Source : Les Templiers du prolétariat par Alexandre Douguine, éditions Ars Magna, collection Heartland.
Les thèses du national-bolchevisme russe apparaissent pour la première fois dans les milieux extrêmes des cadets, les membres du Parti constitutionnel démocratique, parti libéral de l’Empire russe, dont les membres étaient appelés cadets, par abréviation de KD, appellation du parti en russe. Y. Kliouchnikov signala à Ustrayalov la possibilité d’un passage radical du nationalisme « blanc » au nationalisme « rouge. »
Réalisant à un moment donné l’inévitabilité de la défaite des Blancs, et se fondant à bien des égards sur leur philosophie populaire de l’histoire, selon laquelle l’histoire est créée par l’esprit du peuple, qui s’exprime parfois de façon paradoxale et utilise à certains moment les idéologies et les instruments sociopolitiques les plus inattendus, ces nationalistes cadets en arrivèrent à une révision radicale de leurs positions anti-bolcheviks et avancèrent la thèse que les hommes d’État nationalistes les plus conséquents en Russie à ce moment-là étaient les bolcheviks.
Bien sûr, cette idée ne prit pas tout de suite forme en termes aussi radicaux, mais ses principaux traits sont clairement visibles dans les premiers textes nationaux-bolcheviques réunis dans la brochure Changement d’orientation, publiée à Prague au début de l’année 1921. Les auteurs de la brochure étaient Y. Kliouchnikov, Y. Potekhine, S. Chakhotine, A. Bobrischev-Pouchkine, l’ancien procureur du Saint-Synode S. Loukyanov, mais c’est Ustryalov qui jouait le rôle d’intellectuel principal dans ce mouvement qui prit le nom de Changement d’orientation.
Les bolcheviques eux-mêmes, en particulier Lénine, Trotski et Staline acceptèrent avec enthousiasme le Changement d’orientation car ils y voyaient la possibilité d’une sorte d’idéologie intermédiaire, capable d’attirer vers les nouvelles autorités des « spécialistes » et des couches importantes de la population civile, pas encore prêts à accepter le communisme dans sa forme la plus pure.
C’est par l’idéologie du Changement d’orientation que les autorités bolcheviques étaient reliées en pratique aux grandes couches sociales. Mais le pouvoir des idées est tellement grand qu’il n’est presque jamais possible de les utiliser à des fins purement pragmatiques, car les idées ont presque toujours l’effet inverse. Parallèlement à la façon dont les bolcheviques utilisèrent le Changement d’orientation à leurs propres fins, le Changement d’orientation lui-même influença activement l’évolution de l’idéologie bolchevique.

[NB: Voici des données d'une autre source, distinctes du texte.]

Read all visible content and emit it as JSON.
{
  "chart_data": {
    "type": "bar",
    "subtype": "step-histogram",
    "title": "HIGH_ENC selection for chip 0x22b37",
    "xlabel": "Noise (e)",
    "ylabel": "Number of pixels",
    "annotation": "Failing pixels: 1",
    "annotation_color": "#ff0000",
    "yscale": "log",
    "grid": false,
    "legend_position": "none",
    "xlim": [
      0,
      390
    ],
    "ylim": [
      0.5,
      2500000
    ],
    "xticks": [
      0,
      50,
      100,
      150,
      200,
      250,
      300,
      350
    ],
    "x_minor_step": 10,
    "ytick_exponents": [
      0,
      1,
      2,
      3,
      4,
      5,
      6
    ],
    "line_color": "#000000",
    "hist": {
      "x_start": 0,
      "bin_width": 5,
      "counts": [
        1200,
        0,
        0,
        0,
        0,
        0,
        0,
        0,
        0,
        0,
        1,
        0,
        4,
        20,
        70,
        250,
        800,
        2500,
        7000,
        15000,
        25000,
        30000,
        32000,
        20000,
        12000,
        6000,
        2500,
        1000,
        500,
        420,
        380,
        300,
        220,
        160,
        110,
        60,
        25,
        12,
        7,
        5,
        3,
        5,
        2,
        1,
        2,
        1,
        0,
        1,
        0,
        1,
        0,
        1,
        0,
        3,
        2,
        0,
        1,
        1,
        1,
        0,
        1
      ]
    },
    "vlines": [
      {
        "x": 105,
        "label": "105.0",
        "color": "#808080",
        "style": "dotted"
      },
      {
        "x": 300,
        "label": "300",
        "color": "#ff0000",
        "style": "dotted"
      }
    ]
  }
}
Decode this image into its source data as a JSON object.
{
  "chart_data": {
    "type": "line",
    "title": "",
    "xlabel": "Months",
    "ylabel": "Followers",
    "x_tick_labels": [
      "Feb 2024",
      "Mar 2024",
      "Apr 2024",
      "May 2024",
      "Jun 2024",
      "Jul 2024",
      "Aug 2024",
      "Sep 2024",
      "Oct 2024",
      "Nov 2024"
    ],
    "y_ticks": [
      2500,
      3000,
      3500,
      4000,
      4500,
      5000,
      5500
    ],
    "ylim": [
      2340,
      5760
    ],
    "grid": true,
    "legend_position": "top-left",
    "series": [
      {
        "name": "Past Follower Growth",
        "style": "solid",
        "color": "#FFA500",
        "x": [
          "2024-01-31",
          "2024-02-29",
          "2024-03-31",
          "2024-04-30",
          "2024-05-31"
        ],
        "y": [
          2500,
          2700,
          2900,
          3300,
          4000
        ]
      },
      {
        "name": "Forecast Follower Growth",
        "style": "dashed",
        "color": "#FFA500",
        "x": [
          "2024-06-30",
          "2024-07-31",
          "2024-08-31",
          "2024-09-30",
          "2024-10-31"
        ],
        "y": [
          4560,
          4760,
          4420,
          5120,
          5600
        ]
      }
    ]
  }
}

Augursky montre que les plus purs marxistes orthodoxes, en particulier Zinoviev, en étaient bien conscients et luttèrent contre le national-bolchevisme dès le début, malgré les avantages pratiques qu’il apportait aux bolcheviques dans la période la plus difficile pour eux.
Parallèlement au Changement d’orientation, un autre courant, assez proche de celui-ci, se développa : l’eurasisme, du moins son aile gauche. Les partisans du Changement d’orientation et les eurasistes de gauche finirent par prendre complètement le parti des bolcheviques et la grande majorité d’entre eux retourna en Russie soviétique et s’intégra à la société socialiste.
Tous les auteurs qui firent une telle évolution, Kliouchnikov, Bobrischev-Pouchkine, Kirdetsov, Loukyanov, Lvov, furent répertoriés par Mikhaïl Agursky [dissident émigré en Israël en 1970, auteur de l’étude la plus complète sur le sujet] comme des « nationaux-bolcheviques de gauche » qu’il distingue des « nationaux-bolcheviques de droite » dont la plus haute autorité spirituelle était Ustryalov, qui resta hors de Russie à Harbin jusqu’au milieu des années 1930 et qui garda jusqu’à la fin une certaine distance vis-à-vis du système soviétique, malgré toute sa sympathie pour celui-ci.
L’étude d’Augursky montre clairement qu’il ne s’agit pas seulement d’un phénomène complexe et aux multiples facettes internes, mais d’un phénomène fondamentalement double. Bien qu’Augursky n’en parle nulle part directement, son national-bolchevisme dans son interprétation est divisé en deux composantes qui correspondent à ses deux aspects idéologiques. Par principe, nous parlons de la dualité de l’idéologie de la Révolution conservatrice elle-même dont une expression fut précisément le national-bolchevisme russe historique.
Il est révélateur que, dans le contexte
national-bolchevique, comme le rappelle Augursky, le terme « conservatisme
révolutionnaire », utilisé pour la première fois par le salve Samarine et
adopté par les idéologues allemands, ait été adopté par Isaïe Lezhnev, le
pilier du « national-bolchevisme de gauche » soviétique.